Workshop Topic:
The workshop is devoted to psychologically-motivated computational models of language acquisition. That is, models which are compatible with research in psycholinguistics, developmental psychology and linguistics.
Workshop History:
This is the sixth meeting of the Psychocomputational Models of Human Language Acquisition workshop following PsychoCompLA-2004, held in Geneva, Switzerland as part of the 20th International Conference on Computational Linguistics (COLING- 2004), PsychoCompLA-2005 as part of the 43rd Annual Meeting of the Association for Computational Linguistics (ACL-2005) held in Ann Arbor, Michigan where the workshop shared a joint session with the Ninth Conference on Computational Natural Language Learning (CoNLL-2005), PsychoCompLA-2007 held in Nashville, Tennessee as part of the 29th meeting of the Cognitive Science Society (CogSci- 2007), PsychoCompLA-2008 held in Washington D.C., as part of the 30th meeting of the Cognitive Science Society (CogSci-2008), and PsychoCompLA-2009 held over two days before the 31st meeting of the Cognitive Science Society (CogSci-2009) in Amsterdam, Netherlands.
Workshop Description:
The workshop will present research and foster discussion centered around psychologically-motivated computational models of language acquisition, with an emphasis on the acquisition of syntax. In recent decades there has been a thriving research agenda that applies computational learning techniques to emerging natural language technologies and many meetings, conferences and workshops in which to present such research. However, there have been only a few (but growing number of) venues in which psychocomputational models of how humans acquire their native language(s) are the primary focus. Psychocomputational models of language acquisition are of particular interest in light of recent results in developmental psychology that suggest that very young infants are adept at detecting statistical patterns in an audible input stream. However, how children might plausibly apply statistical 'machinery' to the task of grammar acquisition, with or without an innate language component, remains an open and important question. One effective line of investigation is to computationally model the acquisition process and determine interrelationships between a model and linguistic or psycholinguistic theory, and/or correlations between a model's performance and data from linguistic environments that children are exposed to.
Topics and Goals:
Given the collocation of the workshop with the Input and Syntactic Acquisition workshop, submissions that present research related to the acquisition of syntax are strongly encouraged, though submissions on the computational modelling on any aspect of human language acquisition are welcome.

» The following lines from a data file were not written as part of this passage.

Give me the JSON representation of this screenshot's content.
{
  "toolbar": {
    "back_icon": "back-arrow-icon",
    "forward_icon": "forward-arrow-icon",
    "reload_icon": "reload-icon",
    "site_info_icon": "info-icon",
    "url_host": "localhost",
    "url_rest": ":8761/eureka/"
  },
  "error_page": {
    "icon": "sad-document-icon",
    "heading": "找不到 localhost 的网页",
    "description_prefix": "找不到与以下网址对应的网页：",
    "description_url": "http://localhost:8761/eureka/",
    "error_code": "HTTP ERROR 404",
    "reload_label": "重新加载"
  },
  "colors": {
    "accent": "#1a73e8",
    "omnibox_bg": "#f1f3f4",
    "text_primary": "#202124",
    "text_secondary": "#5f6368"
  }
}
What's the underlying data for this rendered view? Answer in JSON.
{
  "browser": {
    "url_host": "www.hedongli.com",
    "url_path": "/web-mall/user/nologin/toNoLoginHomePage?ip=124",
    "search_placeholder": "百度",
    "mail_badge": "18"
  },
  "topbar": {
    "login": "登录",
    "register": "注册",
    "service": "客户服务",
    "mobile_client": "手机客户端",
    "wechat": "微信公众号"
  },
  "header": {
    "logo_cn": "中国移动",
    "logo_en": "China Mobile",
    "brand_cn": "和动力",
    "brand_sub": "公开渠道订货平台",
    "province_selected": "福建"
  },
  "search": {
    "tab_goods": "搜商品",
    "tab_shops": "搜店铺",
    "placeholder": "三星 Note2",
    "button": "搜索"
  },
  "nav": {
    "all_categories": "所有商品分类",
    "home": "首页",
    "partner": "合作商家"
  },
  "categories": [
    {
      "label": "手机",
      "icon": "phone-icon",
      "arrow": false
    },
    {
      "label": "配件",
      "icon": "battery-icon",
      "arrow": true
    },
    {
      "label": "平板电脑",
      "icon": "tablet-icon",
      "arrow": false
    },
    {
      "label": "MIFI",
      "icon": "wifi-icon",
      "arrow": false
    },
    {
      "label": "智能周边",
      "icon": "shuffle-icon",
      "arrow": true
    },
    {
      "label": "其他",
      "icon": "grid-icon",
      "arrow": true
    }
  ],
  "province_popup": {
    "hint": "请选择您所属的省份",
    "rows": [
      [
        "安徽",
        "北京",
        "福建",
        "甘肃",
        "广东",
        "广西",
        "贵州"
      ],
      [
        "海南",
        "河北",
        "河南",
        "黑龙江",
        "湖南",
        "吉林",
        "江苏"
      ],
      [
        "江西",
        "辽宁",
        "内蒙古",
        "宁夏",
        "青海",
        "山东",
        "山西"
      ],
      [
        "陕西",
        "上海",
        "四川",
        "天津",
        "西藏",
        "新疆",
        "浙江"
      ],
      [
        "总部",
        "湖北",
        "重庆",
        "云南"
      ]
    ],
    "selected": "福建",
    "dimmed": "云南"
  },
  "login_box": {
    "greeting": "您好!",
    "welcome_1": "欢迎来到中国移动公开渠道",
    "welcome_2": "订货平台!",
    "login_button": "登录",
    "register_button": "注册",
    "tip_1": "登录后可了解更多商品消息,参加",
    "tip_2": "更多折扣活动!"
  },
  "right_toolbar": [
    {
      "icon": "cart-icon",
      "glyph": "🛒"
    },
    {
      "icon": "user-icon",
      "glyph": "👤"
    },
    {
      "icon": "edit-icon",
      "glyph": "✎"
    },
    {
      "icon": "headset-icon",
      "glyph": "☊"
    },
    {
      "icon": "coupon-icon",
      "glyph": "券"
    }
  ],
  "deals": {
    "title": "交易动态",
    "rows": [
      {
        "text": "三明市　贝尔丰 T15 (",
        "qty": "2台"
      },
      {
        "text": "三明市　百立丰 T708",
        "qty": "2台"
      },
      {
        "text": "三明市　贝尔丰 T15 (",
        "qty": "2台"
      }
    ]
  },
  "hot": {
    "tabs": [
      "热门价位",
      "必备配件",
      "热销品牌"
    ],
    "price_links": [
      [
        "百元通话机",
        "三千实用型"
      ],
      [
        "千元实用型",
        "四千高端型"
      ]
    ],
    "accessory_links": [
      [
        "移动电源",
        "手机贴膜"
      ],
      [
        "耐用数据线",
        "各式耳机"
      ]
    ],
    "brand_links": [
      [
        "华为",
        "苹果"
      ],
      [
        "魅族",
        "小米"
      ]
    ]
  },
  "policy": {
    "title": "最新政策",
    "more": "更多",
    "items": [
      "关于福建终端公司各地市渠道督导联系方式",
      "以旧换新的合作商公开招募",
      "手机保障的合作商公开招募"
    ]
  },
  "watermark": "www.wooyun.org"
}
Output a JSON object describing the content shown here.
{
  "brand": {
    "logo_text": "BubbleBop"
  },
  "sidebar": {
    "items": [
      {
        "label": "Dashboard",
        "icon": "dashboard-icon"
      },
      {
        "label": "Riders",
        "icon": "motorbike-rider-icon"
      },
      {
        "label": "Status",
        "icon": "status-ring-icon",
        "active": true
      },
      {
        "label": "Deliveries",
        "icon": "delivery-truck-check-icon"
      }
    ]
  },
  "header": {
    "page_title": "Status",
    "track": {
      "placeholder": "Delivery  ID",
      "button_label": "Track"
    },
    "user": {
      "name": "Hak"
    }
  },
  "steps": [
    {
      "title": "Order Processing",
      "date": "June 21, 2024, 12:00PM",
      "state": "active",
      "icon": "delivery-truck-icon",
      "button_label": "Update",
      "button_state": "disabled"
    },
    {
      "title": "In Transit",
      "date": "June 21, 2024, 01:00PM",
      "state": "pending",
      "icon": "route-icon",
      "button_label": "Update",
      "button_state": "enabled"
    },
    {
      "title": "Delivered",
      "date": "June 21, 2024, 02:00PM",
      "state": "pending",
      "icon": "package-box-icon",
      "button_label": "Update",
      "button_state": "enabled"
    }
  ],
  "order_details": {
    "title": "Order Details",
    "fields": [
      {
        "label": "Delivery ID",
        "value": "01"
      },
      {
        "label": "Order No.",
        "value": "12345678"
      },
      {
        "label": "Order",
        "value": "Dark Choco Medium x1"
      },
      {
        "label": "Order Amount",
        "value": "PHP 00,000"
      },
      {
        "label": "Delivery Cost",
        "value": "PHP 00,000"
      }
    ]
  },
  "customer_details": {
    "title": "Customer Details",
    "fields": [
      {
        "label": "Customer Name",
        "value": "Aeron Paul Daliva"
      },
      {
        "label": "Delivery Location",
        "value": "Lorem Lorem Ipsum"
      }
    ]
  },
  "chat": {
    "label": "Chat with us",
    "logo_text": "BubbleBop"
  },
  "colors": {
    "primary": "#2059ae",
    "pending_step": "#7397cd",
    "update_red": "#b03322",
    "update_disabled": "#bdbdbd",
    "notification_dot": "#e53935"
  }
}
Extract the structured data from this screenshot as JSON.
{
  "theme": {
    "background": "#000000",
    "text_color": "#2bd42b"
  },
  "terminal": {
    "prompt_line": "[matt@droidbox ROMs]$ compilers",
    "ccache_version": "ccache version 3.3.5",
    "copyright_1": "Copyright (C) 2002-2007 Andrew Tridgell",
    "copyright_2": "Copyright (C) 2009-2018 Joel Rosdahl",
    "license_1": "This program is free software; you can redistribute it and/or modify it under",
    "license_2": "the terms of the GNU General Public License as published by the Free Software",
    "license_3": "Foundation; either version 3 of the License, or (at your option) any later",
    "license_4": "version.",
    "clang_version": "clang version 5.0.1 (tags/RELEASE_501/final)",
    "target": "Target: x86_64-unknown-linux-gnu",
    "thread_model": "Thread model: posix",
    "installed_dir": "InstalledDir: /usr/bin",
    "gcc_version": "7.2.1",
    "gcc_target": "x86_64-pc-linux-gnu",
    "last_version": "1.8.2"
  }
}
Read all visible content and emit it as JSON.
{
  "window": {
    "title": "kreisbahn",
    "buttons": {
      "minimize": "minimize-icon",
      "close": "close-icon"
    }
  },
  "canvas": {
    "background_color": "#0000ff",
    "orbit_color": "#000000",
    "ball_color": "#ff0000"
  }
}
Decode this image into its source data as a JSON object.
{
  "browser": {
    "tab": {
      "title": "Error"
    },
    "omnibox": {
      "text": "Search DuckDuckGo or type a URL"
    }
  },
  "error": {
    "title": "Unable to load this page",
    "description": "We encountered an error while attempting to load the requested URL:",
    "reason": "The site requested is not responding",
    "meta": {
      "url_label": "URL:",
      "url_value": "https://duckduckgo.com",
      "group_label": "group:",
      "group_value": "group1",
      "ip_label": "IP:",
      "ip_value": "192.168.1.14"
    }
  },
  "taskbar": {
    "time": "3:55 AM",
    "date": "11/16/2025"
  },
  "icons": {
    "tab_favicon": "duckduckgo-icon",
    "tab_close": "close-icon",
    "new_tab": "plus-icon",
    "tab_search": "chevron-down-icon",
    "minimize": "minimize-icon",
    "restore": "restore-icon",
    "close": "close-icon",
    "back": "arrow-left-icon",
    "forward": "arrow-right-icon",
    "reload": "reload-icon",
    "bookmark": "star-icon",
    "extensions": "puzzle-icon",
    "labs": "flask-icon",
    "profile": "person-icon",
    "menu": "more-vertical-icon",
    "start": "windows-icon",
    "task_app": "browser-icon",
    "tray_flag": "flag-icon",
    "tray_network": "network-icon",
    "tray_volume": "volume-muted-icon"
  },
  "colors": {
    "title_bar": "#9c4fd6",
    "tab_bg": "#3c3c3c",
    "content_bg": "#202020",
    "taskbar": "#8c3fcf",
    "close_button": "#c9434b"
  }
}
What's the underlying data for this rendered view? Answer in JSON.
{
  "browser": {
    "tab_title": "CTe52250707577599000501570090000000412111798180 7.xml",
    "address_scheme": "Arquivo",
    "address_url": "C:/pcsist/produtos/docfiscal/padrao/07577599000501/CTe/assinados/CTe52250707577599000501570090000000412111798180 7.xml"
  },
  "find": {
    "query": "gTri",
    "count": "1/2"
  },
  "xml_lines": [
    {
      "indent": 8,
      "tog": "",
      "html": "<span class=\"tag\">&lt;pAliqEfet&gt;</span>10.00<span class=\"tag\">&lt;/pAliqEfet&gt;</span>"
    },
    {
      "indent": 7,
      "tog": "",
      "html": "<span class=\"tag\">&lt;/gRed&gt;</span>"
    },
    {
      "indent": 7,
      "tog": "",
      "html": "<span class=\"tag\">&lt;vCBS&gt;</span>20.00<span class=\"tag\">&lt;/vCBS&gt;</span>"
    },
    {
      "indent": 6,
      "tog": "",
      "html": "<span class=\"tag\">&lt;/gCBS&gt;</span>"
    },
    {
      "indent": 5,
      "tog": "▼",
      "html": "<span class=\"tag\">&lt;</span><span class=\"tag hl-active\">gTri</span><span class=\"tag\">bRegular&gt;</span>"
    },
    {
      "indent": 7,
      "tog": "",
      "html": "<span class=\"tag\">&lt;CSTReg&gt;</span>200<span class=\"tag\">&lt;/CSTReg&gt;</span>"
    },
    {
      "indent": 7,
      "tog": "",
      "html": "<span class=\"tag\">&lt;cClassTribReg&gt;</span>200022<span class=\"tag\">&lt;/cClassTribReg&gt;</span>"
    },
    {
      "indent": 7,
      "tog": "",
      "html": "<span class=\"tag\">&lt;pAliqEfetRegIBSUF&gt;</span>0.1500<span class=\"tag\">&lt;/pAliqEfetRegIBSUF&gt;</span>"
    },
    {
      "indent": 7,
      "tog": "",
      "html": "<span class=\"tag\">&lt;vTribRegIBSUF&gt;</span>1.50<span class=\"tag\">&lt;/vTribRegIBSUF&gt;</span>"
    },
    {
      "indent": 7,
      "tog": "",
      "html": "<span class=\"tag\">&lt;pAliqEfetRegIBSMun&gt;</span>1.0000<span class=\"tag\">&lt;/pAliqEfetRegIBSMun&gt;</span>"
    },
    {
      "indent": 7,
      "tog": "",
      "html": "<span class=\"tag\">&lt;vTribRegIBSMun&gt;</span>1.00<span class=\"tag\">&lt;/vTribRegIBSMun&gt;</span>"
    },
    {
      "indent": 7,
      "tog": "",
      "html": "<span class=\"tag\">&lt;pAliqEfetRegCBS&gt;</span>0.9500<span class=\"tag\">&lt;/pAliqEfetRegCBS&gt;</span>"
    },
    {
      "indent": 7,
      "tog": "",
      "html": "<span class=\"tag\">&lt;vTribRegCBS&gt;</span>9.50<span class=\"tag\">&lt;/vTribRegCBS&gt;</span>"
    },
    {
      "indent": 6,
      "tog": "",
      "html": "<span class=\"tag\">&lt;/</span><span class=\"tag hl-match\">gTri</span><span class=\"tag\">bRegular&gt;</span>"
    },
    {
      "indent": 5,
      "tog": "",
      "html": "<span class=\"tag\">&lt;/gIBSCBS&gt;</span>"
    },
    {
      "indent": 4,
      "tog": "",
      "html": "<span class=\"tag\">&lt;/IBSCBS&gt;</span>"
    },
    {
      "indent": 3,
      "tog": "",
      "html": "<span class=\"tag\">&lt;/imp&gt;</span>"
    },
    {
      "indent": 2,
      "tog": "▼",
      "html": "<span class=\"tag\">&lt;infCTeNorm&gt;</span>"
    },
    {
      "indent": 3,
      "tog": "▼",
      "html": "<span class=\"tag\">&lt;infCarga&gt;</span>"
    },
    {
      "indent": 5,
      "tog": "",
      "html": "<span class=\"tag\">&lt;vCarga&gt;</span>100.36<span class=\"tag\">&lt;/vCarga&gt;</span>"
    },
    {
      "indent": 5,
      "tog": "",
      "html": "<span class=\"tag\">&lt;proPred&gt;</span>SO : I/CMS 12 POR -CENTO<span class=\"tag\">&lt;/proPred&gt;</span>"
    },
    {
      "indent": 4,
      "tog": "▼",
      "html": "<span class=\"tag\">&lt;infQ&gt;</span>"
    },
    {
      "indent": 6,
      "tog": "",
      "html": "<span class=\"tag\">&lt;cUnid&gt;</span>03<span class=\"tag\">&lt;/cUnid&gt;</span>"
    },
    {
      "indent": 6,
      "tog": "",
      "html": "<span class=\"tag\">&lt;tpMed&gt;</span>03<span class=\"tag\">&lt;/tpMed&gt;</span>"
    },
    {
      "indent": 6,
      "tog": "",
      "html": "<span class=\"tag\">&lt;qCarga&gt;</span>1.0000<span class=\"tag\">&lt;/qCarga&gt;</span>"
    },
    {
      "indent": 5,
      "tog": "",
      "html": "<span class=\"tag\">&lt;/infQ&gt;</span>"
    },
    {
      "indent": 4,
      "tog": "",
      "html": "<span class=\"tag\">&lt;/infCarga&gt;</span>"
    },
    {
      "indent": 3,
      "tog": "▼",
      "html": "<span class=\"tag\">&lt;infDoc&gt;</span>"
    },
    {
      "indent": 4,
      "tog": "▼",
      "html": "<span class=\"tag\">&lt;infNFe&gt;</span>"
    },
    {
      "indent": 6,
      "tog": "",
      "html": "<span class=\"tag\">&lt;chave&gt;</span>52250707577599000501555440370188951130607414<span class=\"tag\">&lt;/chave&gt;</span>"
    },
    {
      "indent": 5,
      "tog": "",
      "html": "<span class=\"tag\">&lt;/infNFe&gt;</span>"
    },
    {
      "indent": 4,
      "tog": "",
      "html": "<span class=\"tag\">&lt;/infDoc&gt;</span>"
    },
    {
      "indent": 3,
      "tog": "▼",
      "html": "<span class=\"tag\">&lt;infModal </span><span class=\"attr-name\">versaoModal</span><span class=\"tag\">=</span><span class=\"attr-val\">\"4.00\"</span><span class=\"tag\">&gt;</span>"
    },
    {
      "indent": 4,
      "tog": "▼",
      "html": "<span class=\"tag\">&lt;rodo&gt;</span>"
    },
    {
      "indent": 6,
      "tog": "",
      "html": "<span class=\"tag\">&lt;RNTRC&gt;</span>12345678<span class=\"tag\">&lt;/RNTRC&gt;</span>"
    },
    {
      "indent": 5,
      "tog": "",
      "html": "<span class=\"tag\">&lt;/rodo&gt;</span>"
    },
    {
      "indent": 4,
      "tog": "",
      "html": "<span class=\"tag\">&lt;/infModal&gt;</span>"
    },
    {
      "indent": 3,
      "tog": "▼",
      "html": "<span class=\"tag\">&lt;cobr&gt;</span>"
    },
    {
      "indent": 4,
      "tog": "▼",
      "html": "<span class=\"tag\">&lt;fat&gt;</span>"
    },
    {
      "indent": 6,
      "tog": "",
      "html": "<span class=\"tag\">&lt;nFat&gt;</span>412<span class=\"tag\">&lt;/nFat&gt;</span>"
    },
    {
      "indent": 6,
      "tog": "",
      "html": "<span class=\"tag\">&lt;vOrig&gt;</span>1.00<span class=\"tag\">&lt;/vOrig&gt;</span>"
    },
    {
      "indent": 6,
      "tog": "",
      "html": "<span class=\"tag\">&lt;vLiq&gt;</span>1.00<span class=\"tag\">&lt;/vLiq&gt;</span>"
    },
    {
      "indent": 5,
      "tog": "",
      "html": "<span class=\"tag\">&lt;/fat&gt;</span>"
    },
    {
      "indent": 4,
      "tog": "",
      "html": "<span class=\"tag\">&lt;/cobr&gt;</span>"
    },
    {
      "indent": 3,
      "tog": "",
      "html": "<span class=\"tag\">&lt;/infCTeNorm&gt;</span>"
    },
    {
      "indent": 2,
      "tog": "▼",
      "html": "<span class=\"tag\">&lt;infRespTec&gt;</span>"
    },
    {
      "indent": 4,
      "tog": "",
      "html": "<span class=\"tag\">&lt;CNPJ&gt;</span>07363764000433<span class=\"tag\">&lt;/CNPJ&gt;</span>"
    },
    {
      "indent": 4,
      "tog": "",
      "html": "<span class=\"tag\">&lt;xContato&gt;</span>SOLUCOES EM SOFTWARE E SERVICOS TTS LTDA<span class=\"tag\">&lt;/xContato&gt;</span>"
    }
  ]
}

Specifically, submissions on (but not necessarily limited to) the following topics are welcome:
· Models that address the acquisition of word-order;
· Models that combine parsing and learning;
· Formal learning-theoretic and grammar induction models that incorporate psychologically plausible constraints;
· Comparative surveys that critique previously reported studies;
· Models that have a cross-linguistic or bilingual perspective;
· Models that address learning bias in terms of innate linguistic knowledge versus statistical regularity in the input;
· Models that employ language modeling techniques from corpus linguistics;
· Models that employ techniques from machine learning;
· Models of language change and its effect on language acquisition or vice versa;
· Models that employ statistical/probabilistic grammars;
· Computational models that can be used to evaluate existing linguistic or developmental theories (e.g., principles & parameters, optimality theory, construction grammar, etc.)
· Empirical models that make use of child-directed corpora such as CHILDES.
This workshop intends to bring together researchers from cognitive psychology, computational linguistics, other computer/mathematical sciences, linguistics and psycholinguistics working on all areas of language acquisition. Diversity and cross-fertilization of ideas is the central goal.